Thursday, I had my first job interview in almost 4 months. I thought that it went very, very well. I met with more than a dozen people over the course of an 8-hour interview and, by the end of the day, the people I was talking to had stopped using the hypothetical voice when talking about the projects that were coming up. It is usually a good sign when the tenor of the conversation shifts from "this is the sort of project that you would be working on" to "on our next project you'll be focusing on low-level protocol issues".

Yesterday they called back and said that they decided that they weren't going to hire me. Their process requires that every person you interview with recommend hiring you but, in my case, there was a single holdout who didn't think I was right for the job.
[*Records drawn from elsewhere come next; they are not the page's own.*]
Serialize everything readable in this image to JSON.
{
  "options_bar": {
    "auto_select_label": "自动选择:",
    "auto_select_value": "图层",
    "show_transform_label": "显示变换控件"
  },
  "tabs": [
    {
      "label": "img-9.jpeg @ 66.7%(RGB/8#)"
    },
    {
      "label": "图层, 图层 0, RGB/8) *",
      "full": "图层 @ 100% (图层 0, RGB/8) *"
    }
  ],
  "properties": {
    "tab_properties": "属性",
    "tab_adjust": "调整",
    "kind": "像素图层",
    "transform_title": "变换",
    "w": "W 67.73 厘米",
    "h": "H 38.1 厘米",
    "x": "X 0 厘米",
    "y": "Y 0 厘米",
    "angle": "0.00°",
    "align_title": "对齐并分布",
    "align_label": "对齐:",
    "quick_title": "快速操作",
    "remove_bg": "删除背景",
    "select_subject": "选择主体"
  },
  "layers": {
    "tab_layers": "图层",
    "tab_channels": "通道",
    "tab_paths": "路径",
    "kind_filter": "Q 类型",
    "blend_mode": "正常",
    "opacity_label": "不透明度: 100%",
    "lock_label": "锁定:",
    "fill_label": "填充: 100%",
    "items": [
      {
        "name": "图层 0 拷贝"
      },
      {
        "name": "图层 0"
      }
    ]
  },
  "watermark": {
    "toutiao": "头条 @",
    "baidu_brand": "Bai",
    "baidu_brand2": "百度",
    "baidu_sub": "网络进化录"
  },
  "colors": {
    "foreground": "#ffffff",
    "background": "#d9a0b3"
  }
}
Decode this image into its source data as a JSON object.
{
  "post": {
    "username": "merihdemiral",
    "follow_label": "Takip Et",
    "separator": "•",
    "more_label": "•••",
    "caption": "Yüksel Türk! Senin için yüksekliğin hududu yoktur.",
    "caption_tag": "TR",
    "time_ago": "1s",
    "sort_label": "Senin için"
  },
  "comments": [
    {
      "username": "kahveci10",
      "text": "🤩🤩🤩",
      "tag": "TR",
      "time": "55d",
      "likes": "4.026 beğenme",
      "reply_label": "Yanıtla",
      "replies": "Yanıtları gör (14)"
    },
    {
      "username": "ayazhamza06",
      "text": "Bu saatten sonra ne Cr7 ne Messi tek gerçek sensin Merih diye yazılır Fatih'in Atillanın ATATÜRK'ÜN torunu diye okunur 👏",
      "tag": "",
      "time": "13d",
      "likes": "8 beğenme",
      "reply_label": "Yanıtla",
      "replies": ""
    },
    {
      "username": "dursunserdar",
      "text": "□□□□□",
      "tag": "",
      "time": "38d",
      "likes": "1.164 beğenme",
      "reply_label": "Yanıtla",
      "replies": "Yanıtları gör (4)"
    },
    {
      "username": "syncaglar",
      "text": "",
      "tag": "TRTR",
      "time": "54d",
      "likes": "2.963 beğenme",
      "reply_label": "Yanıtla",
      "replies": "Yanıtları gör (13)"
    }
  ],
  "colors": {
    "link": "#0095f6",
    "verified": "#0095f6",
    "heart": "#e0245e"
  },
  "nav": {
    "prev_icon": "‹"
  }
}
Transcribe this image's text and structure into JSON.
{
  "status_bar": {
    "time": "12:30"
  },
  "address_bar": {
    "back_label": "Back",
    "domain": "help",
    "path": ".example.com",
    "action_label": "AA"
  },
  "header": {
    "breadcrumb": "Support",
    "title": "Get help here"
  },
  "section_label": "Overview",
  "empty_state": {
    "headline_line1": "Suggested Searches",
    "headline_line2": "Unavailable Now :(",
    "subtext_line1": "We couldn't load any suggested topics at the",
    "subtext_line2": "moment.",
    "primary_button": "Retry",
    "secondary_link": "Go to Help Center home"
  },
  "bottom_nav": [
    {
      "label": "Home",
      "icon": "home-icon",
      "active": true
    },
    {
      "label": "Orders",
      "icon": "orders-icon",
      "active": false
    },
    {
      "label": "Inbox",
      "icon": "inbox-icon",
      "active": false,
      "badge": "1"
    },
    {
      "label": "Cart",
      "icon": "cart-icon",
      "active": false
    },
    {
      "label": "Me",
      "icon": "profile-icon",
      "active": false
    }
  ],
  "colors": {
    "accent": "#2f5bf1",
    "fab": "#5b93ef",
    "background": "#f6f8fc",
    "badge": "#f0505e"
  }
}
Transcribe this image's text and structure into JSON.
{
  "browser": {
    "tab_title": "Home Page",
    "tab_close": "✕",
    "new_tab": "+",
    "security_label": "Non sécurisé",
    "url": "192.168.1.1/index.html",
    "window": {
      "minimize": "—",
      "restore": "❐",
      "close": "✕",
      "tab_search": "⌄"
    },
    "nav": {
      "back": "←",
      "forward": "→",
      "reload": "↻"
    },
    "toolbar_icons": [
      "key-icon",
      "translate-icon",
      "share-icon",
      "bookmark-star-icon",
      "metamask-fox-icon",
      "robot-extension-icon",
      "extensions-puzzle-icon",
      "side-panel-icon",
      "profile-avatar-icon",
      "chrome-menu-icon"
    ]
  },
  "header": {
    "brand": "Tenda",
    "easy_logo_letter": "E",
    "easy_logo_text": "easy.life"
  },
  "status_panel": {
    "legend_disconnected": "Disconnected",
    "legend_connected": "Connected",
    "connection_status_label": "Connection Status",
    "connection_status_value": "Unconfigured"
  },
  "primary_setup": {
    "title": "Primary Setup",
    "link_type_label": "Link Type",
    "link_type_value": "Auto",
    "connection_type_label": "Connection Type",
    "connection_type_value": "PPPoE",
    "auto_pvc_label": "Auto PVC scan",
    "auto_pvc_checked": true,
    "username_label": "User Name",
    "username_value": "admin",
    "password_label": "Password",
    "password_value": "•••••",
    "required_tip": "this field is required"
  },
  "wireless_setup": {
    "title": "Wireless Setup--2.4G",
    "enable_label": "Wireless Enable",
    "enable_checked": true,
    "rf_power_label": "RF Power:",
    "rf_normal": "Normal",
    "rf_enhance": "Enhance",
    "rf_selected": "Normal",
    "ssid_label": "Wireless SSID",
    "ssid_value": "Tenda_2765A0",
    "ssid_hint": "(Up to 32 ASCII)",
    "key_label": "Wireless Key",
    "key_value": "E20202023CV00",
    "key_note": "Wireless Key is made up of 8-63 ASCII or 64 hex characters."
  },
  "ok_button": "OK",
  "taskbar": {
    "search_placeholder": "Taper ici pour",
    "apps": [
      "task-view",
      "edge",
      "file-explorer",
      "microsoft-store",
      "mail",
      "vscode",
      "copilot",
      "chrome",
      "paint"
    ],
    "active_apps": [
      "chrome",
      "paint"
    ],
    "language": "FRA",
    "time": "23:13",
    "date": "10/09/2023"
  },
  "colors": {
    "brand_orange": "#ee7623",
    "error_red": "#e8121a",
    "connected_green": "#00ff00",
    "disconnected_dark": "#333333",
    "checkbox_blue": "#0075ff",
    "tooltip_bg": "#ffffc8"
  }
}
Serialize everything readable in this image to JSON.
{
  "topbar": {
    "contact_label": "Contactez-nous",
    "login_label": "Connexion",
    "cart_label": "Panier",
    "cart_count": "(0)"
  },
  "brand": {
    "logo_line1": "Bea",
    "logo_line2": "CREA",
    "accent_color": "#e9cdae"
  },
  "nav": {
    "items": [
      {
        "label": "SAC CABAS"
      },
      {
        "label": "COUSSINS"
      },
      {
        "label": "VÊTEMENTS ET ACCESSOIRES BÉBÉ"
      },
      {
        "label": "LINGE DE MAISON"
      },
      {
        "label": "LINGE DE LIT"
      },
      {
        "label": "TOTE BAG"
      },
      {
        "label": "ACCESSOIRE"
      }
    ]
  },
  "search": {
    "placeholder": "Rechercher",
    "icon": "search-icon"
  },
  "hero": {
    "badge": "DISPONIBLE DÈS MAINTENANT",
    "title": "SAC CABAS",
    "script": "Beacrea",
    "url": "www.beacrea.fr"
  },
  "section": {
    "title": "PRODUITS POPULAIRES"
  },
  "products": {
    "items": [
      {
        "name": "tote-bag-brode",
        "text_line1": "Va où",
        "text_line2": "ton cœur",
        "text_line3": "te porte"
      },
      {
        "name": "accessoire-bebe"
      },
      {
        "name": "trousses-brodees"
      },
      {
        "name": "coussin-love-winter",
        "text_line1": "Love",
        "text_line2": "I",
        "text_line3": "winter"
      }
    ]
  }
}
We put our house on the market today. My wife and I cried after the real estate agent left. Like everyone, we worked our asses off to get the house. We love this place. We love the backyard with its beautiful 50-year old cherry tree that I hung a rope swing off of for the kids. We love the kitchen that has hosted so many good meals, that brought forth the first Christmas dinner our son ever had in the first year that Santa Claus came down our chimney. We love the neighborhood. This is home.

Our kids don't understand, they just know that we're moving back to Colorado because Daddy can't find a job in Seattle. They don't understand why Mommy and Daddy are always so grumpy, or why they can't go to dance class or gymnastics anymore. But they still laugh infectiously as we chase each other through the rapidly growing pile of boxes. That's something, at least, kids are kids and will find a way to be happy no matter what is going on around them.

We don't know what will happen next. We haven't found a place to live, yet, back there. We're hoping that a friend's mom with a basement apartment that she rents out will be willing to rent it to a family of four. If that should not come through we're afraid that we may end up crashing in my mother-in-law's basement until we get our feet back under us.

I know this isn't traumatic by overall global standards. There is absolutely no possibility that we are going to end up homeless in the sense that our kids are getting rained on or sleeping in snow drifts. None of us have missed any meals, nor will we. From the perspective of a single mother in Afghanistan we've still got it fucking made. But from here, inside the American Dream, things are looking pretty grim.